Messagepar Jean-Pierre NIEUDAN » Dim 28 Oct 2018 15:45

Est-il nécessaire de suivre des "cours d'œnologie", de posséder un don, d' apprendre par cœur les décrets d'appellation pour apprécier un vin ?

« Déguster », voilà un mot bien ambivalent. Pour le gastronome , « déguster un plat ou un vin », c'est le consommer lentement avec plaisir. Au contraire , pour le bagarreur, « déguster une tarte » est un événement déplaisant à oublier rapidement. Pour le professionnel du vin, la dégustation est un exercice de concentration au cours duquel on analyse et s'efforce de décrire avec plus ou moins de détails les odeurs, les goûts et les sensations somesthésiques éprouvés. Le professionnel ne déguste pas par plaisir. Il est motivé par la décision qu'il doit prendre. Quel que soit son métier, le professionnel du vin déguste pour choisir une date de vendange , un achat, un classement ou encore une analyse à faire pratiquer.
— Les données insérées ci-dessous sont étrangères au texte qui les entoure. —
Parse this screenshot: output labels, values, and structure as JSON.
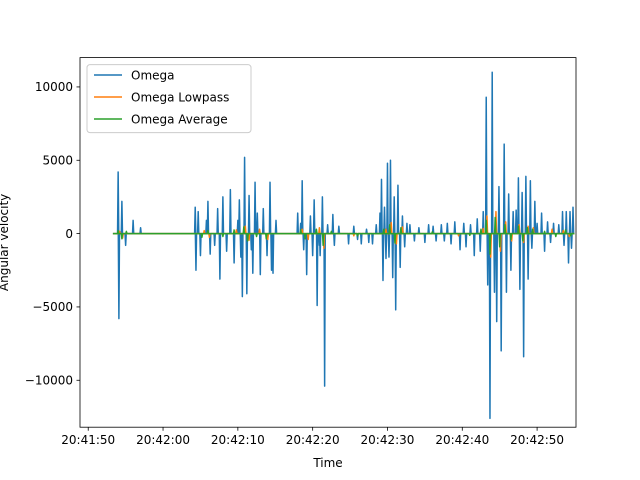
{
  "chart_data": {
    "type": "line",
    "title": "",
    "xlabel": "Time",
    "ylabel": "Angular velocity",
    "x_ticks": [
      "20:41:50",
      "20:42:00",
      "20:42:10",
      "20:42:20",
      "20:42:30",
      "20:42:40",
      "20:42:50"
    ],
    "x_tick_seconds": [
      50,
      60,
      70,
      80,
      90,
      100,
      110
    ],
    "xlim_seconds": [
      48.9,
      115.2
    ],
    "x_start_label": "20:41:53",
    "x_end_label": "20:42:55",
    "y_ticks": [
      -10000,
      -5000,
      0,
      5000,
      10000
    ],
    "ylim": [
      -13200,
      12000
    ],
    "grid": false,
    "legend_position": "top-left",
    "series": [
      {
        "name": "Omega",
        "color": "#1f77b4",
        "spikes": [
          [
            54.0,
            4200
          ],
          [
            54.1,
            -5800
          ],
          [
            54.5,
            2200
          ],
          [
            55.0,
            -800
          ],
          [
            56.0,
            900
          ],
          [
            57.0,
            400
          ],
          [
            64.3,
            1800
          ],
          [
            64.4,
            -2500
          ],
          [
            64.7,
            1500
          ],
          [
            65.0,
            -1500
          ],
          [
            65.8,
            900
          ],
          [
            66.0,
            2200
          ],
          [
            66.3,
            -1400
          ],
          [
            66.9,
            -800
          ],
          [
            67.3,
            1700
          ],
          [
            67.6,
            -3100
          ],
          [
            68.0,
            2500
          ],
          [
            68.5,
            -1200
          ],
          [
            69.0,
            3000
          ],
          [
            69.5,
            -2000
          ],
          [
            70.0,
            900
          ],
          [
            70.2,
            2300
          ],
          [
            70.4,
            -1600
          ],
          [
            70.6,
            -4300
          ],
          [
            70.9,
            5200
          ],
          [
            71.2,
            -4100
          ],
          [
            71.5,
            2600
          ],
          [
            71.8,
            -1100
          ],
          [
            72.0,
            -2700
          ],
          [
            72.3,
            3500
          ],
          [
            72.6,
            1400
          ],
          [
            73.0,
            -2800
          ],
          [
            73.4,
            1700
          ],
          [
            73.9,
            -1500
          ],
          [
            74.3,
            3500
          ],
          [
            74.5,
            -2500
          ],
          [
            74.7,
            -2700
          ],
          [
            75.1,
            900
          ],
          [
            78.0,
            1400
          ],
          [
            78.4,
            700
          ],
          [
            78.6,
            3600
          ],
          [
            78.8,
            -1100
          ],
          [
            79.2,
            -2800
          ],
          [
            79.7,
            1200
          ],
          [
            80.0,
            -1500
          ],
          [
            80.2,
            2300
          ],
          [
            80.6,
            -4900
          ],
          [
            80.9,
            -800
          ],
          [
            81.0,
            -1500
          ],
          [
            81.3,
            2500
          ],
          [
            81.6,
            -10400
          ],
          [
            82.0,
            600
          ],
          [
            82.7,
            1300
          ],
          [
            82.9,
            -800
          ],
          [
            83.5,
            500
          ],
          [
            84.8,
            -700
          ],
          [
            85.5,
            500
          ],
          [
            86.0,
            -400
          ],
          [
            86.5,
            -700
          ],
          [
            87.2,
            300
          ],
          [
            87.5,
            -600
          ],
          [
            88.0,
            -700
          ],
          [
            88.5,
            600
          ],
          [
            89.0,
            1400
          ],
          [
            89.2,
            3700
          ],
          [
            89.4,
            -3200
          ],
          [
            89.6,
            1800
          ],
          [
            89.8,
            -1700
          ],
          [
            90.0,
            4800
          ],
          [
            90.2,
            -1600
          ],
          [
            90.4,
            5000
          ],
          [
            90.7,
            -3000
          ],
          [
            90.9,
            2500
          ],
          [
            91.1,
            -5200
          ],
          [
            91.4,
            3300
          ],
          [
            91.7,
            -2300
          ],
          [
            92.0,
            1200
          ],
          [
            92.3,
            -900
          ],
          [
            92.6,
            700
          ],
          [
            93.0,
            600
          ],
          [
            93.6,
            -500
          ],
          [
            94.2,
            400
          ],
          [
            95.0,
            -600
          ],
          [
            95.5,
            600
          ],
          [
            96.1,
            500
          ],
          [
            96.5,
            -500
          ],
          [
            97.2,
            600
          ],
          [
            97.6,
            -500
          ],
          [
            98.0,
            700
          ],
          [
            98.5,
            -700
          ],
          [
            99.0,
            800
          ],
          [
            99.7,
            -1100
          ],
          [
            100.2,
            700
          ],
          [
            100.5,
            -900
          ],
          [
            101.1,
            600
          ],
          [
            101.6,
            -1500
          ],
          [
            102.0,
            1000
          ],
          [
            102.4,
            -1200
          ],
          [
            102.8,
            1500
          ],
          [
            103.2,
            9300
          ],
          [
            103.4,
            -3500
          ],
          [
            103.7,
            -12600
          ],
          [
            104.0,
            11000
          ],
          [
            104.3,
            -4000
          ],
          [
            104.6,
            -6000
          ],
          [
            104.9,
            3200
          ],
          [
            105.2,
            -8000
          ],
          [
            105.6,
            6100
          ],
          [
            105.9,
            -4000
          ],
          [
            106.2,
            2700
          ],
          [
            106.5,
            -2500
          ],
          [
            106.8,
            1500
          ],
          [
            107.2,
            1600
          ],
          [
            107.5,
            3800
          ],
          [
            107.7,
            -3800
          ],
          [
            108.0,
            2800
          ],
          [
            108.2,
            -8400
          ],
          [
            108.5,
            3900
          ],
          [
            108.8,
            -3100
          ],
          [
            109.1,
            3600
          ],
          [
            109.3,
            -1000
          ],
          [
            109.7,
            2200
          ],
          [
            110.0,
            700
          ],
          [
            110.6,
            1400
          ],
          [
            111.0,
            -1200
          ],
          [
            111.4,
            800
          ],
          [
            111.8,
            -600
          ],
          [
            112.2,
            700
          ],
          [
            112.9,
            600
          ],
          [
            113.4,
            1500
          ],
          [
            113.6,
            -800
          ],
          [
            113.9,
            1500
          ],
          [
            114.2,
            -2000
          ],
          [
            114.4,
            1500
          ],
          [
            114.6,
            -1000
          ],
          [
            114.8,
            1800
          ]
        ]
      },
      {
        "name": "Omega Lowpass",
        "color": "#ff7f0e",
        "spikes": [
          [
            54.2,
            150
          ],
          [
            54.6,
            -300
          ],
          [
            65.5,
            200
          ],
          [
            66.2,
            -250
          ],
          [
            69.8,
            250
          ],
          [
            71.0,
            500
          ],
          [
            71.5,
            -450
          ],
          [
            72.9,
            300
          ],
          [
            74.0,
            -400
          ],
          [
            78.6,
            300
          ],
          [
            79.4,
            -400
          ],
          [
            80.9,
            400
          ],
          [
            81.5,
            -1000
          ],
          [
            85.5,
            -150
          ],
          [
            89.8,
            300
          ],
          [
            90.5,
            750
          ],
          [
            91.2,
            -700
          ],
          [
            92.0,
            450
          ],
          [
            99.5,
            -150
          ],
          [
            102.8,
            350
          ],
          [
            103.3,
            1200
          ],
          [
            103.8,
            -1600
          ],
          [
            104.5,
            1500
          ],
          [
            105.1,
            -1200
          ],
          [
            105.8,
            800
          ],
          [
            106.6,
            -500
          ],
          [
            107.6,
            600
          ],
          [
            108.2,
            -600
          ],
          [
            108.8,
            500
          ],
          [
            109.5,
            400
          ],
          [
            112.0,
            300
          ],
          [
            113.5,
            200
          ],
          [
            114.3,
            -200
          ]
        ]
      },
      {
        "name": "Omega Average",
        "color": "#2ca02c",
        "spikes": [
          [
            54.0,
            200
          ],
          [
            54.5,
            -350
          ],
          [
            55.1,
            150
          ],
          [
            65.2,
            -250
          ],
          [
            66.0,
            200
          ],
          [
            68.0,
            -200
          ],
          [
            69.5,
            250
          ],
          [
            70.8,
            450
          ],
          [
            71.3,
            -500
          ],
          [
            72.5,
            -200
          ],
          [
            73.8,
            -350
          ],
          [
            78.4,
            250
          ],
          [
            79.0,
            -350
          ],
          [
            80.5,
            300
          ],
          [
            81.4,
            -800
          ],
          [
            82.5,
            150
          ],
          [
            86.0,
            -150
          ],
          [
            89.5,
            300
          ],
          [
            90.3,
            600
          ],
          [
            91.0,
            -650
          ],
          [
            91.8,
            400
          ],
          [
            96.0,
            120
          ],
          [
            101.0,
            -120
          ],
          [
            102.5,
            300
          ],
          [
            103.2,
            900
          ],
          [
            103.7,
            -1400
          ],
          [
            104.4,
            1100
          ],
          [
            105.0,
            -900
          ],
          [
            105.7,
            600
          ],
          [
            106.5,
            -400
          ],
          [
            107.5,
            500
          ],
          [
            108.1,
            -500
          ],
          [
            108.7,
            400
          ],
          [
            109.4,
            300
          ],
          [
            111.0,
            150
          ],
          [
            112.5,
            -200
          ],
          [
            113.8,
            250
          ],
          [
            114.5,
            -150
          ]
        ]
      }
    ]
  }
}
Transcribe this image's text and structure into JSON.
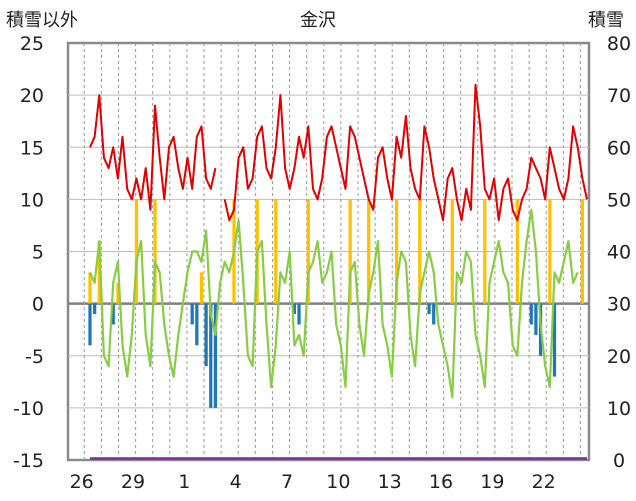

Pourtant, nous avons souvent eu à réagir à l'allégation « c'est dingue de t'entendre décrire les vins, moi, je n'ai pas d'odorat, je ne connais pas les mots ». Excepté les porteurs d'un handicap sensoriel (tel que l'anosmie ou l'agueusie), tout le monde peut déguster ! Il n'est pas nécessaire de décrire pour apprécier. Pour reconnaître les vins et leurs caractères sensoriels, le dégustateur professionnel a consacré du temps à se former et se soumet à un entraînement permanent . Tout comme le sportif ou le musicien, il a appris les codes, fait ses gammes et accepte de s'entraîner.

Se connaître soi-même

Alors, comment devient-on un dégustateur averti ? Un point crucial est de se connaître soi-même. Nous sommes tous différents physiquement, mais nous sommes aussi tous différents « sensoriellement ». Notre génétique , notre mode de vie, notre alimentation ont façonné nos capacités sensorielles, sans cesse en évolution . Chacun doit être conscient de son aptitude à percevoir. Le bon dégustateur saura s'effacer lorsque le débat porte sur une odeur qu'il perçoit mal ou, au contraire, moduler son propos pour les odeurs auxquelles il est très sensible . Pour cela, il est nécessaire d'être confronté à des stimuli odorants, sapides ou somesthésiques et d'apprendre à relier la sensation perçue à une émotion personnelle puis finalement à un lexique acquis et partagé avec les pairs. Le professionnel déguste avec conscience.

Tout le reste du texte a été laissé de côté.